Looking Back 30 Years
Our September 1989 issue of Mountain Bike Action took a look at the bikes, components and riders of 30 years ago.
One of the first items that catches our eye in that issue now is the short article that we did on rockstar Sammy Hagar, the lead singer of Van Halen. Sammy was an avid mountain biker, and MBA’s Pat Carrigan and Zapata Espinoza went to his house to ride with him, interview him and photograph Sammy with his bike.
Sammy told us that day, “I really like mountain bikes. I like the solitude of mountain bikes, and you don’t have to deal with exhaust and traffic. I write a lot of my songs when I’m out riding.”
Sammy was such a serious mountain biker that he even came out with his own line of bikes, dubbed Red Rockers, Pat Carrigan recalls. Sammy said he was originally going to build about 200 of the bikes to stock the two northern California bike shops he owned, but the orders started pouring in, and he decided to up the order to 2000 bikes.

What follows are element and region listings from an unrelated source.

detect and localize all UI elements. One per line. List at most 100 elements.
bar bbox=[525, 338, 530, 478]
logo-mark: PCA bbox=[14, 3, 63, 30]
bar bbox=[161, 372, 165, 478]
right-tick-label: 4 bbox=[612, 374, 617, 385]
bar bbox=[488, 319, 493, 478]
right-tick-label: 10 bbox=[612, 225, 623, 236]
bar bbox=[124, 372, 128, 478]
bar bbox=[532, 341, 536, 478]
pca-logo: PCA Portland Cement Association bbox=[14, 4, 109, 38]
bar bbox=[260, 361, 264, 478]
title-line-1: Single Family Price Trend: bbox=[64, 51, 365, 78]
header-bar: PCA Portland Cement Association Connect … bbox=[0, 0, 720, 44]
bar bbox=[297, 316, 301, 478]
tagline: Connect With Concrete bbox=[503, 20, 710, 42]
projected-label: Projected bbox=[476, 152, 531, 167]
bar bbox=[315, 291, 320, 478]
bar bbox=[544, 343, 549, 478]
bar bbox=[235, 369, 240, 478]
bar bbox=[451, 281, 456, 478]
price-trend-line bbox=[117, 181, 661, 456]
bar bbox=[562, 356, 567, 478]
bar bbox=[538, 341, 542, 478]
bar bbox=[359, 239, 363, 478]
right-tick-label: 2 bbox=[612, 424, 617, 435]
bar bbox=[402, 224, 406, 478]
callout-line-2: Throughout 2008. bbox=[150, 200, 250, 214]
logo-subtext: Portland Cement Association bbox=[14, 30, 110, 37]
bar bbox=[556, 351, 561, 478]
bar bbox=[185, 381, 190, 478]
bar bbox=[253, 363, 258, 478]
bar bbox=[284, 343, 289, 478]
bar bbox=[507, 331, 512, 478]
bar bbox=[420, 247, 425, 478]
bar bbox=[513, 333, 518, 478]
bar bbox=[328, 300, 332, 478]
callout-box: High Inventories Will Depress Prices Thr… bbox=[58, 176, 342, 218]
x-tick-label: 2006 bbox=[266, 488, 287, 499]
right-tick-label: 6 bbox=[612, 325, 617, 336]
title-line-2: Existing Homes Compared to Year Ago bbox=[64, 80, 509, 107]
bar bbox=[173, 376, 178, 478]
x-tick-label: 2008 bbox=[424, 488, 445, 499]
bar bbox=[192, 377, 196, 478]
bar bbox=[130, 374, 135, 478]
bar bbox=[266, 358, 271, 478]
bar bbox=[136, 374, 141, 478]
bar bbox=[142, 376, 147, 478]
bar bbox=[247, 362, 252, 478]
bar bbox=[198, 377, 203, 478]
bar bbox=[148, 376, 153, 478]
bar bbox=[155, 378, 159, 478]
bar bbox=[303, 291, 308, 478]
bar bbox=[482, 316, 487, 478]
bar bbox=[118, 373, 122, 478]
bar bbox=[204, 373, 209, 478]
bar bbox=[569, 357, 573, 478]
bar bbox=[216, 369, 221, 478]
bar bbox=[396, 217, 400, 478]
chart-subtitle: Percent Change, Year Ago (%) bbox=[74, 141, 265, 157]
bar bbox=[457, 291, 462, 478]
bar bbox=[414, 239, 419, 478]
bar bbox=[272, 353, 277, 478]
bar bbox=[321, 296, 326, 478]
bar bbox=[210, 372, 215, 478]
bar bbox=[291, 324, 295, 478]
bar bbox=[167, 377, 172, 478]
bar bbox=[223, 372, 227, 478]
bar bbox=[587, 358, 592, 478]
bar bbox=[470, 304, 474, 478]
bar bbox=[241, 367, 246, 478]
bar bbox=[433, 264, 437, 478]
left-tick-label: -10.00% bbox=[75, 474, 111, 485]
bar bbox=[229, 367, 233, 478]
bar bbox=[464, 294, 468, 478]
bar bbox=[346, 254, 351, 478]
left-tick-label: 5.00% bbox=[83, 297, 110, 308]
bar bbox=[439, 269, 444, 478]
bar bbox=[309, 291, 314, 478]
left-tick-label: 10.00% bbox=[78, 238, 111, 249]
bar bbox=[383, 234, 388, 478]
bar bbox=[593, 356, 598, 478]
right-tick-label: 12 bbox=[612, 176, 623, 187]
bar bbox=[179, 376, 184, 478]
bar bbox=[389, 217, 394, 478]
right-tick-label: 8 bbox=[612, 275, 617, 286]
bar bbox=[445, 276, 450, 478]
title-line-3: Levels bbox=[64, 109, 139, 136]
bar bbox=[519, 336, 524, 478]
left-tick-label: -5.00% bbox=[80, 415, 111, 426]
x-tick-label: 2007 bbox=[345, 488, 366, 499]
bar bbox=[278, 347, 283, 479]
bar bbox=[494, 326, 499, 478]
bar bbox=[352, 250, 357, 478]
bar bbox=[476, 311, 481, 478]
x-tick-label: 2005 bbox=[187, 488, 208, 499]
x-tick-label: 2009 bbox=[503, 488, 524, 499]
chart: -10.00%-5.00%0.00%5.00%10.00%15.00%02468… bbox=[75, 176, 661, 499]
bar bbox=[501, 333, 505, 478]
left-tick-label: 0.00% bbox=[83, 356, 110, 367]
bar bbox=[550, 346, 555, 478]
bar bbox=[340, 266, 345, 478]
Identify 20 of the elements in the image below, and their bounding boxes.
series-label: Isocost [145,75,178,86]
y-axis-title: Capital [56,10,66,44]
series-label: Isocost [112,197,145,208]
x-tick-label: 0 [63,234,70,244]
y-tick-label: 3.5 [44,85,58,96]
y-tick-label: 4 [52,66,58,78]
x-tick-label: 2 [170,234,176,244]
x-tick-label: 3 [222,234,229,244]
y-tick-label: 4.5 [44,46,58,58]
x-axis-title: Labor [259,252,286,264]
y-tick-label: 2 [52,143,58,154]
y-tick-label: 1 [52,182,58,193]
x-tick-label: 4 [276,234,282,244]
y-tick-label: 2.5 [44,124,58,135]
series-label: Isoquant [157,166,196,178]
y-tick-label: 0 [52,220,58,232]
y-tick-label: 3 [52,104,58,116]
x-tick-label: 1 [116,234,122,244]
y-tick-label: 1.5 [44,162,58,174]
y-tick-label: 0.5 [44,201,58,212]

“It’s really just a hobby, basically an ego trip,” Sammy confided. “Even if I owned 25 stores, I still couldn’t make the money that I make in a week on tour.”
Pat Carrigan recalls that Sammy tried out Pat Carrigan’s MBA test bike that he had brought that day, a Nishiki Alien, which was designed by future MBA editor Richard Cunningham. Sammy liked the bike so much that he immediately phoned one of his bike shops and informed them that he wanted the shop to start carrying Nishiki Aliens.
Eddie Van Halen was over at Sammy’s house that day, too, and he went along for the ride as well, along with Eddie’s dog, Bud. It was a memorable day for the MBA staff.
In the realm of racing, the first round of the NORBA (National Off-Road Bicycling Association) kicked off with the first national of the year held in Clayton, Georgia. Ned Overend edged out up-and-comer Tinker Juarez in the Pro Men’s class, while Martha Kennedy beat runner-up Lisa Muhich in the Pro Women’s class.
One of the other racers who shared his thoughts about the new short-track races was Tinker Juarez: “I came into this season not planning on doing half or even any of them,” Tinker told MBA, “but now I have to add it to my program.” After talking with his sponsors and seeing how much attention the short-track races were getting, Tinker didn’t even hesitate when we asked him if he was going to race them. “I’m going to have to,” he told us.
The short-track races remained so popular over the years that the UCI eventually added short-track races to its World Cup program, and the UCI now uses those short-track races to determine who gets to be in the first three rows of the much more prestigious Cross-Country Olympic (XCO) races.
20 YEARS AGO
Our September 1999 issue took a look at the new GT I-Drive frame design, which we featured on the cover. We also checked out some of the lightest mountain bikes and products on the market. One of the items we featured was a fully built-up, 18.5-pound hardtail race bike with a Ross Denny frame made of Easton Elite tubing and a Rock Shox SID fork. Most of the ultra-lightweight bikes and components that were featured in that issue are not big names today, which might suggest that it could be safer to buy a tried-and-true product from a big-name company than to buy the lightest thing on the market from a small start-up company.
The newly developed short-track cross-country races were up for review in our September 1999 issue, too. Some of the top XC pros of the time shared their opinions of the then-new kind of competition. Superstar XC racer Travis Brown likened the introduction of short-track races to the introduction of dual-slalom races, which were kind of like miniature downhill races designed for spectators. The downhill races had more prestige, but dual-slalom races were more fun to watch, according to Travis. Short-track races offered that same benefit—they were better for the spectators than regular XC races, where the riders passed the spectators, then disappeared into the distance for 20 minutes or longer before appearing again on the next lap.
10 YEARS AGO
Lightweight bikes were on the minds of racers in 2009, much as they are today. Everybody knows that it’s easier to pedal a light bike up a hill than a heavy one.
With that in mind, we took a look at a sub-19-pound Santa Cruz Blur XC project bike, prepared for us by a company called Speedgoat. The large (yes, large), 4.5-pound, full-suspension, carbon fiber frame was built up to be as light as it could be while still working well. It had a DT Swiss XRC fork, some FSA cranks, a SRAM road-bike drivetrain, a pair of Crankbrothers Eggbeater pedals and a variety of other lightweight components to bring the total weight to just under 19 pounds. The estimated price for the super-lightweight Blur was $11,500; that price would be closer to $13,700 today accounting for inflation.
Elsewhere in the issue, we took a look at the new SRAM XX group, which was just being introduced 10 years ago. The new system offered only two chainrings up front (down from the standard three), matched with a 10-speed cassette in the rear. We loved the switch from 3×9 to 2×10 shifting and predicted that it would catch on quickly, which it did. Now, 10 years later, most modern trail and cross-country bikes are offered with 12-speed cassettes in the rear and a single chainring up front. It makes us wonder what kind of drivetrains we’ll be using in another 10, 20 or 30 years.